Mark van Tongele (Belgium / writes in Dutch)
1956
Born in the Flanders area of Belgium, Mark von Tongele made his publishing debut in the mid- 1980s in several literary magazines. His central themes included sun, light, and language, which came to structure his poetry as a whole.
In his second volume, Vaderlatingen (1997), von Tongele focuses on oppositions in an attempt to reconcile issues of life and death.

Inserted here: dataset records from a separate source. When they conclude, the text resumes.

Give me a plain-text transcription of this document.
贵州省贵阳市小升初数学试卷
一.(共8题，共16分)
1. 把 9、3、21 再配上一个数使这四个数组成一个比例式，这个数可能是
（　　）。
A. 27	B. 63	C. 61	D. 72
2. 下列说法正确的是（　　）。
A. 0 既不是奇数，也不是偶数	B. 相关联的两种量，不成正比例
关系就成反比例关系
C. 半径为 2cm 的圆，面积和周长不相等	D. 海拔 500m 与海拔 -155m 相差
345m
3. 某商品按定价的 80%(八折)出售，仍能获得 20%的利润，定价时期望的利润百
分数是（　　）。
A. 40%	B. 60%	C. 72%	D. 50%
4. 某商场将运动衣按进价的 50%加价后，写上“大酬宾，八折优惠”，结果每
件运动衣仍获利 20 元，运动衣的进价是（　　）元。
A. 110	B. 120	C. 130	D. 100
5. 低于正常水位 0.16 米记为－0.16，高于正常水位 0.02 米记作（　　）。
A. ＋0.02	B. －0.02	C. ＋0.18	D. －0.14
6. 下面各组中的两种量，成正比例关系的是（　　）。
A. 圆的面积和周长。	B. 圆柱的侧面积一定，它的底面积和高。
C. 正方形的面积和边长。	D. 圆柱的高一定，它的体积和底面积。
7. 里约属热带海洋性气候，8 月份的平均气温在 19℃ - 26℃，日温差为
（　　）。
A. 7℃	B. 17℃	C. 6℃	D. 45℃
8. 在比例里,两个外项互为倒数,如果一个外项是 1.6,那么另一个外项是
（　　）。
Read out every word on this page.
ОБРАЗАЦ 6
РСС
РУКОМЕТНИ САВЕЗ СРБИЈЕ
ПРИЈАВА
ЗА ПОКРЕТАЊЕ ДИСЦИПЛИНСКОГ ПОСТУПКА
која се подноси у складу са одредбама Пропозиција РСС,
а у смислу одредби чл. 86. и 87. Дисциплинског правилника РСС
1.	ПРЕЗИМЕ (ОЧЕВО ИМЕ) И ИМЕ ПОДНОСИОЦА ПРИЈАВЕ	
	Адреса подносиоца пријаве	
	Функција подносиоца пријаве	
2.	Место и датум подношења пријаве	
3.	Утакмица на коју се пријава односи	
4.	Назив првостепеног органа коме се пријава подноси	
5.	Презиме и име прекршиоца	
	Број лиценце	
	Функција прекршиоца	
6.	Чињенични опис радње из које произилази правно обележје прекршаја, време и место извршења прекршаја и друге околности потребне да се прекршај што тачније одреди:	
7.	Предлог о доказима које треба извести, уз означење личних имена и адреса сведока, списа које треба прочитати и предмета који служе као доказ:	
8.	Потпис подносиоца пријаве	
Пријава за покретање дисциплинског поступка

Life and death become, however, are only part of the many oppositions—including darkness and light, the past and the future—upon which the poet centers his concerns.
His next volume moves more in the direction of the life forces, dispelling, as critic Yves T'Sjoen describes it, the gloom of the previous volume. Here von Tongele moves to an increasingly vitalist stance that continues his following volumes, Taalwaterval (2003) and Luchthonger(2004).
As T'Sjoen summarizes von Tongele's work (translation by David Colmer):
Van Tongele’s poetry doesn’t just dynamite conventional language; with its inventive word choice, rich palette of linguistic and stylistic registers, highly conscious deployment of metre and rhyme, accelerations and decelerations, images and formal idiosyncrasies, it dynamises language by continually creating its own highly individual linguistic reality. It really is time – another key word in these poems – for these explorations of language and life to reach and enchant a wider audience. Inviting the reader to plunge into that linguistic universe.
BOOKS OF POETRY
Zij gedichten (Ghent: Poëziecentrum, 1994); Vaderlatinge (Tielt: Lannoo, 1997); Lopend licht (Tielt: Lannoo, 2001); Ochtendrood en co (Tielt: Lannoo, 2002); Taalwaterval (Tielt: Lannoo, 2003); Luchthonger (Tielt: Lannoo, 2004); Gedichten (Tielt/Amsterdam: Lannoo/Atlas, 2005); Met de plezierboot mee (Amsterdam: Atlas, 2007): Lichtspraak (Amsterdam: Atlas, 2008)
Dance with Me
Look at me embody
me keep me under control
color my lenses black
kick me destroy me
don’t leave me cold
tear the plate from my
breast don’t be scared
of my skin smell
my sweat long for me
kiss me without lips lust lick
my metal tongue
clean clear the grind
from my joints send the blood
singing through my veins make me happen turn
me into a god make me shine.
—Translated from the Dutch by David Colmer
(from Gedicten, 2005)
For a reading of the poem above by the author in Dutch, click below
http://www.youtube.com/watch?v=AwcLpmZQPG0&feature=related
Snow-blind
Wrapped in a flurry of snow on the beach,
I am caught in hell's waiting room,
reduced to an amalgam of dread and desire,
listening to the peace of the sea that surrounds me,
as if she knows nothing of the monsters
that belabour the light in her calm swell.
I'd love to grin and yell: one two three heave ho!
—Translated from the Dutch by David Colmer
(from Met de plezierboot mee, 2007)
Ideas about Dying
Do I get my hands on the key to time? will
I become a ray of light bent by gravity
on its way to the ultimate wormhole, a black hole
that sucks me in and emits me on the other side,
bright and moving in one straight line? will a
dazzling radiance take place within me,
illuminating me as an encyclopaedic revelation
elevating me indisputably to a place by the sun?
will I drift like a black dot on the face of chance?
do I become an eternal reflection in a dead future?
a ring of memory playing for all eternity?
a longitudinal vibration? a surface smear?
will I flow into nothingness like ink on a blotter?
—Translated from the Dutch by David Colmer
(from Gedicten, 2005)
At Her Grave
I went down on my knees to lay a rose below the photo
on her stone. The carefree sun shone on my back.
A sail's breadth of azure that chiselled my moment
in the marble and the realization that she was gone forever.
The ground under my feet shimmered with memories.
Wading together in the froth of the sea.
I heard her singing a last lullaby,
and humming along were the shades of the trees.
—Translated from the Dutch by David Colmer
The Therapeutic Mirror
Accept for once that wonderworking exists
and assume that during dream sleep, tonight perhaps,
you will undergo a miraculous visitation: death
falls outside the grace of time. constellations
adopt a different thrum. dawn is riotous in the gulfing
gleam of your most intimate self. look: defrowning
from folded shadows on the floor of your melancholy,
restless hummingbirds of light. like that, you flutter out
from a row of pain trees, hovering in the dead wind,
always ascending in the reborn morning,
always clarifying, beyond all troubles and difficulty.
awakened, will you consider your resurrection?
will you behave accordingly later that day?